Showing posts with label Parashat Korach. Show all posts
Showing posts with label Parashat Korach. Show all posts

Monday 24 June 2024

Holy nation and biblical interpretation

The episode of Korach’s insurrection against Moshe and his authority provides a platform for Rabbi S. R. Hirsch to analyse the concept of the Israelites as a “holy nation” – a point emphasised by Korach:

"the entire congregation are all holy and have God in their midst, and why have you elevated yourself over the community of God?"

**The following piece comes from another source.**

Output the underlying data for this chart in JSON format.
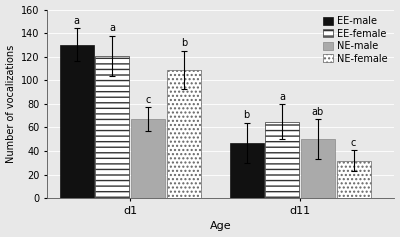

Rav Hirsch suggests that it was an unwillingness to submit to the authority of Moshe and his hierarchical structure that lay at the heart of Korach’s rebellion. Korach’s error was to confuse destiny with reality. The Jewish people had certainly been spoken of as “anshei kodesh” – a holy nation, but this meant only that they had been set aside for a holy purpose, to aspire and raise themselves towards holiness by dedicating themselves to God and His Torah. In this light it is important that the Torah writes “anshei kodesh tiheyun li” and kedoshim tiheyu – you shall be holy rather than are (kedoshim atem). Judaism represents a mission and instruction to use the tools which we have been granted to become holy rather than being a statement of fact that we are automatically and inherently superior.
As well as the implications of this teaching for the question of how the Torah views the differential between Jews and non-Jews (a topic I plan to return to next week), the claim that the entire nation is equally qualified as holy represented a serious threat. Midrashim hint to this by depicting Korach as challenging Moshe on details of commandments such as tsitsit and mezuzah:
Korach sprang forth and said to Moshe: ‘if a garment is entirely colored with sky-blue tekhelet dye, is it or is it not exempt from the obligation of tzitzit?’ Said Moshe: ‘it is nevertheless obligated in tzitzit!’ Korach then retorted: ‘if a garment that is colored entirely with sky-blue tekhelet dye cannot exempt itself, shall four small threads then exempt it?!’
As I point out in Judaism Reclaimed, the sort of details chosen by the Midrash are those which do not appear in the simple peshat reading of the passage. Moshe has already been promised at Sinai that “they will believe you forever” so it is unlikely that Korach is challenging the authenticity of the basic laws taught by Moshe.
Rather they belong to the second, interpretative layer based on logic of the interpreter and hermeneutic tools. The sort of details that, as Rambam teaches in his introduction to the Mishneh, were delegated to the sages of each generation to legislate through the Sanhedrin. What Korach is challenging according to this approach is the fundamental question of authority over the oral tradition and legal interpretation of the Torah – a claim which was repeated in different form by the Sadducees centuries later. Asked what would become of the Torah if the Sanhedrin and its sages are destroyed, the Sadducee responds: “‘it is rolled up and lying in the corner: whoever wishes to study. Let him go and study!’” [Kiddushin 66a]
What the author of the midrash may be conveying is that, if Korach were to have his way and the entire congregation viewed as equally holy, this would mean that they are all uniformly entitled to interpret the written Torah to produce laws as they see fit. In this view, Korach’s assertions drew an emphatic response from God: a miraculous phenomenon to demonstrate unambiguously that his claims were unfounded and that, in the words of Moshe “the one chosen by God - "he is the holy one".